At the Company’s annual stockholders’ meeting on July 10, 2013, stockholders approved a proposal to allow the Company’s Board of Directors to authorize a one-for-twelve reverse stock split. The Board of Directors approved the reverse stock split on July 29, 2013 which became effective August 12, 2013. The reverse split did not change the authorized number of shares of Common Stock of the Company or the par value of the Common Stock.

 

On March 4, 2014, the Company, Albert E. Whitehead and Sierra Nevada Oil LLC (“Sierra”) entered into a Call Option Agreement (the “Call Option Agreement”). The Call Option Agreement provided Sierra with a call option to purchase 4,000,000 shares of common stock of the Company at a price of (i) $0.25 per share or an aggregate of $1,000,000, less (ii) the $50,000 paid by Sierra to the Company as consideration for the Call Option Agreement.

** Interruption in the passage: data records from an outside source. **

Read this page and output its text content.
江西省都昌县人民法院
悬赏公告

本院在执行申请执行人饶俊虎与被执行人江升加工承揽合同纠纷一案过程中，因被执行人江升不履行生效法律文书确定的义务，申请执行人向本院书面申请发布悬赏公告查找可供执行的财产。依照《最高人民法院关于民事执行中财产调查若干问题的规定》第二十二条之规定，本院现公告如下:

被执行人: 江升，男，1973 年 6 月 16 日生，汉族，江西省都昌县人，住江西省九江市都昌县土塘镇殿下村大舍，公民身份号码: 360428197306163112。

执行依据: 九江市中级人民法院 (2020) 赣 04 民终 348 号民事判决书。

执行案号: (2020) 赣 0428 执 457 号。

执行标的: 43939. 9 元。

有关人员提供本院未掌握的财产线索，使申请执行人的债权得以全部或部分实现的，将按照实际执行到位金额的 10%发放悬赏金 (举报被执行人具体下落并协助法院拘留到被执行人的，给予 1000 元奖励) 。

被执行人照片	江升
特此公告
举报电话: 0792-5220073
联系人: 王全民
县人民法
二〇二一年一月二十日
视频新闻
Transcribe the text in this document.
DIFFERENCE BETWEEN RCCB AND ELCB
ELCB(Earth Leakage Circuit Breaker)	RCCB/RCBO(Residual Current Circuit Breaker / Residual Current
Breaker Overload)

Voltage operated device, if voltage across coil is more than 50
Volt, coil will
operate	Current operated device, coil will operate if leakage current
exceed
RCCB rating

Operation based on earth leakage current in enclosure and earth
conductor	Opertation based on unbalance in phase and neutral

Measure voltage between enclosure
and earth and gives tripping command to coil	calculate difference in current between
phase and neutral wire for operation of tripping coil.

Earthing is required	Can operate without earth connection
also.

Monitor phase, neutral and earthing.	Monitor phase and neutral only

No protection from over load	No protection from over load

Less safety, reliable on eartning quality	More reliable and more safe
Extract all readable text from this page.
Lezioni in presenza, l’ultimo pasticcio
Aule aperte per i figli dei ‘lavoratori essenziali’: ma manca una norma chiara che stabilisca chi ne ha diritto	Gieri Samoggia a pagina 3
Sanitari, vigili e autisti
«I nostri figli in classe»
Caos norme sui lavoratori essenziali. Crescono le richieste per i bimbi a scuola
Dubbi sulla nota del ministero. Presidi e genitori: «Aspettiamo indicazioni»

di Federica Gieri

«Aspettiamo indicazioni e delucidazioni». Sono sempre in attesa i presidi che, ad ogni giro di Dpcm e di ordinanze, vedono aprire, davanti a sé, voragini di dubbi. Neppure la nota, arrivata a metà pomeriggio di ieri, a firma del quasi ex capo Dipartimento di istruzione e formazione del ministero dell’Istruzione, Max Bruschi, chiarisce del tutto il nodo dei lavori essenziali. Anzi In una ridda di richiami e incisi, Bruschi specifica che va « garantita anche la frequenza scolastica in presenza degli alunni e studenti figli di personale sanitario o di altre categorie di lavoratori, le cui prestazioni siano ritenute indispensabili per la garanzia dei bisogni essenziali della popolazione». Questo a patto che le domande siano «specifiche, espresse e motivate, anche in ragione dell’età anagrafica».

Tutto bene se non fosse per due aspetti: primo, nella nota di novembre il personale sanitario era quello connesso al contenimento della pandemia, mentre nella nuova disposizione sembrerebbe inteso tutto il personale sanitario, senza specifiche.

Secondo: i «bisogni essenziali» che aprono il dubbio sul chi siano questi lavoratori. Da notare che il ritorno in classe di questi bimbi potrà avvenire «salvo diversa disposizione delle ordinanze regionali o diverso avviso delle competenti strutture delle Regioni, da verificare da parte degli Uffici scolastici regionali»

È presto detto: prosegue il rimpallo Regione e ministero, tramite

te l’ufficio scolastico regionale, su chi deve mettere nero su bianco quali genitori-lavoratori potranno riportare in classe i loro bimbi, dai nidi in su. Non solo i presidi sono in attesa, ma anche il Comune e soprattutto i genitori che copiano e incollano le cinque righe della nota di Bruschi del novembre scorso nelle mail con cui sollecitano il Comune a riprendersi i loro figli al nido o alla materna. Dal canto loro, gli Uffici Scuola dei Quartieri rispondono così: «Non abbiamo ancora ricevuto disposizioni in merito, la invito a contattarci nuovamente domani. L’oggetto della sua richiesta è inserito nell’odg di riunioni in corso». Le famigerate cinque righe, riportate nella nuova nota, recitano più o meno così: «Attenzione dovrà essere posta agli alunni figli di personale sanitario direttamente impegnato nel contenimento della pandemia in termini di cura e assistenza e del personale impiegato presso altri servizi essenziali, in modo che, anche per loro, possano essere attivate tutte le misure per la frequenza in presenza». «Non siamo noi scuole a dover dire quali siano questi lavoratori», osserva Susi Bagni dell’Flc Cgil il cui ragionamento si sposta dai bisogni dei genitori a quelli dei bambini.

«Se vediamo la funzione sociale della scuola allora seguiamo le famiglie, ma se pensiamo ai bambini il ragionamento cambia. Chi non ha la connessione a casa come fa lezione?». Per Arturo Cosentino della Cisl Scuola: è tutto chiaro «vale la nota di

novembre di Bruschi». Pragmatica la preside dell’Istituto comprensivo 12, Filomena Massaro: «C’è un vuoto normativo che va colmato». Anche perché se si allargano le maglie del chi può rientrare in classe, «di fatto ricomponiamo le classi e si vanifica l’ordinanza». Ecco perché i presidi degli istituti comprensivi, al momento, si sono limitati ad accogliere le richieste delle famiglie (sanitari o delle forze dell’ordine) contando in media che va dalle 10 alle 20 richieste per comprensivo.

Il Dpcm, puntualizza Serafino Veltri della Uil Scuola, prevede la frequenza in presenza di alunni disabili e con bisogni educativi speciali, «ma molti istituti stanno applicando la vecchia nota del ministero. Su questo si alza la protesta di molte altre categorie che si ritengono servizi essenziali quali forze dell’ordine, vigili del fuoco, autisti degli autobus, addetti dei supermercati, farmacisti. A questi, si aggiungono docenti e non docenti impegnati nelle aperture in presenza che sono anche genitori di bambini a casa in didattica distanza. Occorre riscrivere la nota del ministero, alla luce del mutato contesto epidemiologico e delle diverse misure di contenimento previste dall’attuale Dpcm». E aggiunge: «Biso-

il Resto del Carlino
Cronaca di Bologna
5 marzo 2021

The Call Option Agreement also provided that, if the Call Option is exercised by Sierra, Albert E. Whitehead, the Company’s Chief Executive Officer and the Chairman of the Company’s Board of Directors, would take commercially reasonable efforts to cause the current members of the Company’s Board of Directors, Albert E. Whitehead, Montague H. Hackett, Jr. and Kevin R. Seth, to resign from the Company’s Board of Directors and three of Sierra’s designees to be appointed to the Company’s Board of Directors.

 

On June 27, 2014, the parties to the Call Option Agreement agreed to extend the date by which Sierra may exercise the call option to September 1, 2014. The call option was not exercised by September 1, 2014 therefore expired.